How to use createpolicy ptx instruction well in CUDA? Are there any practical examples as reference?

Hello everyone,

I noticed that the libcudacxx library has implemented the extensions for cuda::access_property and the corresponding PTX instructions have also been defined.
Users can create and apply different L2 evict policy attributes to complement memory access instructions such as ld, st, and cp.async, to more fine-grained cache behavior.
The policies are divided into three modes: range base, fraction base, and compatible with L2 Persistence Cache, and the granularity of access control for memory blocks can range from 512KB to 4GB.
But, I have not yet seen any use cases for this flexible usage in programs.

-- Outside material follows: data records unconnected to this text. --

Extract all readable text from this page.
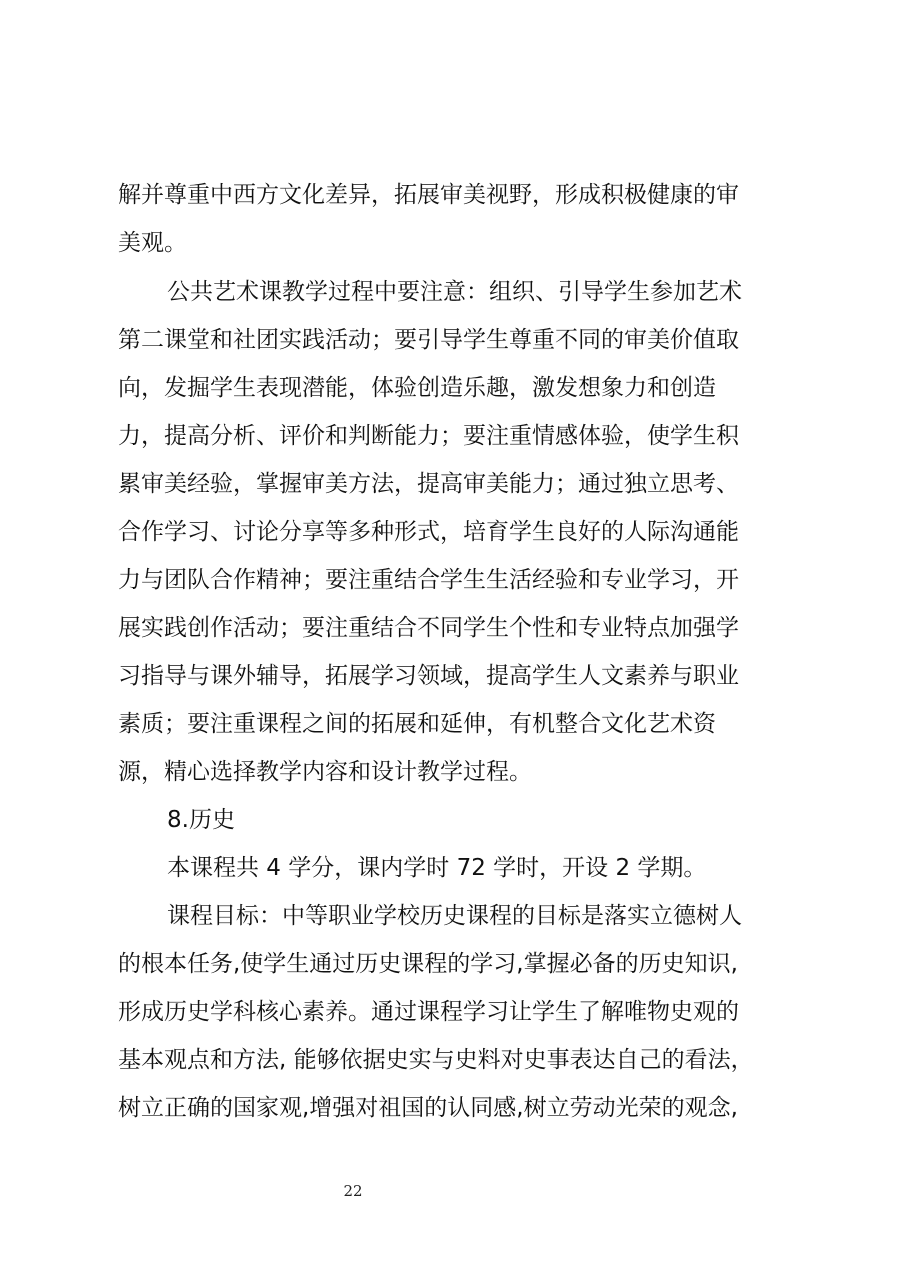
解并尊重中西方文化差异，拓展审美视野，形成积极健康的审

美观。

公共艺术课教学过程中要注意：组织、引导学生参加艺术

第二课堂和社团实践活动；要引导学生尊重不同的审美价值取

向，发掘学生表现潜能，体验创造乐趣，激发想象力和创造

力，提高分析、评价和判断能力；要注重情感体验，使学生积

累审美经验，掌握审美方法，提高审美能力；通过独立思考、

合作学习、讨论分享等多种形式，培育学生良好的人际沟通能

力与团队合作精神；要注重结合学生生活经验和专业学习，开

展实践创作活动；要注重结合不同学生个性和专业特点加强学

习指导与课外辅导，拓展学习领域，提高学生人文素养与职业

素质；要注重课程之间的拓展和延伸，有机整合文化艺术资

源，精心选择教学内容和设计教学过程。

8.历史

本课程共 4 学分，课内学时 72 学时，开设 2 学期。

课程目标：中等职业学校历史课程的目标是落实立德树人

的根本任务,使学生通过历史课程的学习,掌握必备的历史知识,

形成历史学科核心素养。通过课程学习让学生了解唯物史观的

基本观点和方法, 能够依据史实与史料对史事表达自己的看法，

树立正确的国家观,增强对祖国的认同感,树立劳动光荣的观念,

22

Can you tell me in which applications this type of usage can have big performance impact? I understand that there must have been some consideration when designing GPU Arch and PTX ISA.

Thank you!

The A100 whitepaper indicates possible use cases (on pp. 40-41):

For example, for DL inferencing workloads, ping-pong buffers can be persistently cached in the
L2 for faster data access, while also avoiding writebacks to DRAM. For producer-consumer
chains, such as those found in DL training, L2 cache controls can optimize caching across the
write-to-read data dependencies. In LSTM networks, recurrent weights that are shared across
multiple GEMM operations can be preferentially cached and reused in L2.

On page 66 there is a performance comparison for a simple test case (histogramming).